C’est la manière d’apprendre d’Avata.
La voix ne cessait de répéter cela. Quand Waela posait une question, elle lui répondait, mais dans un jargon déroutant.
Comme l’électricité, humainewaela, la connaissance se propage entre des pôles. Elle charge et active tout ce qu’elle touche. Elle transforme et pénètre ce qui la conduit. Tu es l’un des pôles.
Waela connaissait le sens de chaque mot, mais l’ensemble la rendait perplexe.
Pendant toutes les opérations de sauvetage, et jusqu’à ce que l’appareil les dépose à la Colonie, elle demeura plus ou moins consciente de ce qui se passait. Elle fut séparée de Thomas et conduite au rapport dans un quartier médical où ce fut Louis qui s’occupa d’elle en personne. Surprenant!
C’est alors que la première explosion retentit dans sa tête.

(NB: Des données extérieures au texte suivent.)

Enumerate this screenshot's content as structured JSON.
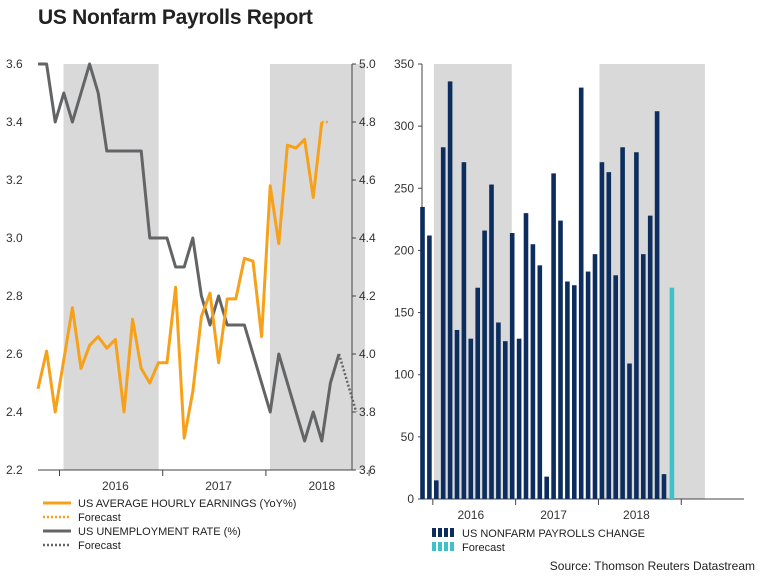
{
  "title": "US Nonfarm Payrolls Report",
  "source": "Source: Thomson Reuters Datastream",
  "colors": {
    "earnings": "#F7A11A",
    "unemployment": "#636466",
    "payrolls": "#0C2D5E",
    "payrolls_forecast": "#3FC1CB",
    "shade": "#D9D9D9"
  },
  "chart_data": [
    {
      "type": "line",
      "title": "",
      "x_labels": [
        "2016",
        "2017",
        "2018"
      ],
      "months_start": "2015-10",
      "shaded_years": [
        "2016",
        "2018"
      ],
      "left_axis": {
        "label": "US AVERAGE HOURLY EARNINGS (YoY%)",
        "ylim": [
          2.2,
          3.6
        ],
        "ticks": [
          "2.2",
          "2.4",
          "2.6",
          "2.8",
          "3.0",
          "3.2",
          "3.4",
          "3.6"
        ]
      },
      "right_axis": {
        "label": "US UNEMPLOYMENT RATE (%)",
        "ylim": [
          3.6,
          5.0
        ],
        "ticks": [
          "3.6",
          "3.8",
          "4.0",
          "4.2",
          "4.4",
          "4.6",
          "4.8",
          "5.0"
        ]
      },
      "series": [
        {
          "name": "US AVERAGE HOURLY EARNINGS (YoY%)",
          "axis": "left",
          "values": [
            2.48,
            2.61,
            2.4,
            2.58,
            2.76,
            2.55,
            2.63,
            2.66,
            2.62,
            2.65,
            2.4,
            2.72,
            2.55,
            2.5,
            2.57,
            2.57,
            2.83,
            2.31,
            2.47,
            2.73,
            2.81,
            2.57,
            2.79,
            2.79,
            2.93,
            2.92,
            2.66,
            3.18,
            2.98,
            3.32,
            3.31,
            3.34,
            3.14,
            3.4
          ],
          "forecast": [
            3.4,
            3.4
          ]
        },
        {
          "name": "US UNEMPLOYMENT RATE (%)",
          "axis": "right",
          "values": [
            5.0,
            5.0,
            4.8,
            4.9,
            4.8,
            4.9,
            5.0,
            4.9,
            4.7,
            4.7,
            4.7,
            4.7,
            4.7,
            4.4,
            4.4,
            4.4,
            4.3,
            4.3,
            4.4,
            4.2,
            4.1,
            4.2,
            4.1,
            4.1,
            4.1,
            4.0,
            3.9,
            3.8,
            4.0,
            3.9,
            3.8,
            3.7,
            3.8,
            3.7,
            3.9,
            4.0
          ],
          "forecast": [
            3.8,
            3.8
          ]
        }
      ],
      "legend": [
        {
          "label": "US AVERAGE HOURLY EARNINGS (YoY%)",
          "style": "solid",
          "color": "earnings"
        },
        {
          "label": "Forecast",
          "style": "dotted",
          "color": "earnings"
        },
        {
          "label": "US UNEMPLOYMENT RATE (%)",
          "style": "solid",
          "color": "unemployment"
        },
        {
          "label": "Forecast",
          "style": "dotted",
          "color": "unemployment"
        }
      ]
    },
    {
      "type": "bar",
      "title": "",
      "x_labels": [
        "2016",
        "2017",
        "2018"
      ],
      "shaded_years": [
        "2016",
        "2018"
      ],
      "ylim": [
        0,
        350
      ],
      "ticks": [
        "0",
        "50",
        "100",
        "150",
        "200",
        "250",
        "300",
        "350"
      ],
      "series": [
        {
          "name": "US NONFARM PAYROLLS CHANGE",
          "values": [
            235,
            212,
            15,
            283,
            336,
            136,
            271,
            129,
            170,
            216,
            253,
            142,
            127,
            214,
            129,
            230,
            205,
            188,
            18,
            262,
            224,
            175,
            172,
            331,
            183,
            197,
            271,
            263,
            180,
            283,
            109,
            279,
            197,
            228,
            312,
            20
          ]
        },
        {
          "name": "Forecast",
          "values": [
            170
          ]
        }
      ],
      "legend": [
        {
          "label": "US NONFARM PAYROLLS CHANGE",
          "style": "dashed-bar",
          "color": "payrolls"
        },
        {
          "label": "Forecast",
          "style": "dashed-bar",
          "color": "payrolls_forecast"
        }
      ]
    }
  ]
}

Waela! J’ai trouvé l’Avata!
Aucun son n’avait été émis, et pourtant la voix lui parvenait par l’intermédiaire de ses centres auditifs. Elle en était sûre sans pouvoir l’expliquer. C’était Kerro Panille qui lui parlait. Elle reconnaissait non pas sa voix, mais son identité, d’une manière absolument sûre. Aussi sûre qu’elle l’était d’elle-même. Et pourtant, elle ne savait même pas si Kerro était en vie.
Je suis en vie.
Dans ce cas, il avait trouvé le moyen d’extérioriser ses pensées… ou de les intérioriser, à distance.
Il se peut aussi que je sois folle, songea-t-elle.

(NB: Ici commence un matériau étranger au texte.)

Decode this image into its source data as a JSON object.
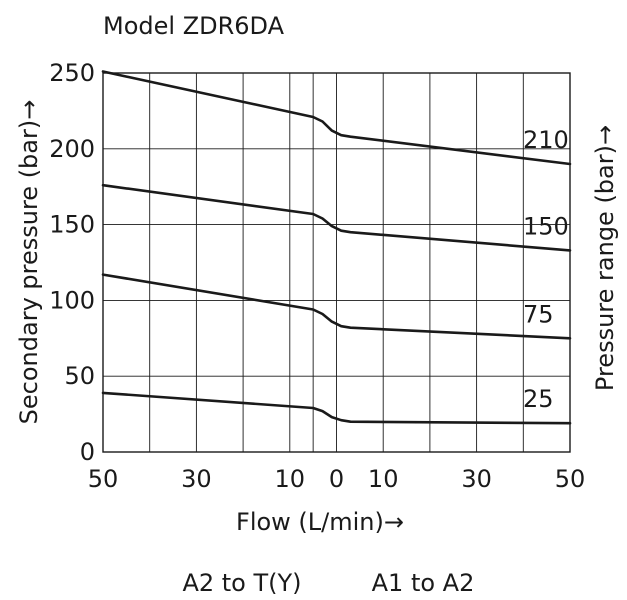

Elle n’avait nullement l’impression d’être folle tandis qu’elle se trouvait face à Louis, assis derrière son bureau de métal, dans la petite pièce du Quartier Médical aux murs revêtus de carreaux blancs qui reflétaient douloureusement la lumière. Des mains la soutenaient. C’était côté nuit. Elle le savait, car elle avait vu Réga sur le point de se coucher et on l’avait amenée directement ici. Louis était en train de lui parler et elle secouait doucement la tête, incapable de lui répondre à cause de cette voix dans son esprit. Un méditech un peu plus âgé se tenait à côté de Louis et lui disait quelque chose à l’oreille. Elle entendit seulement trois mots : «… trop tôt pour…»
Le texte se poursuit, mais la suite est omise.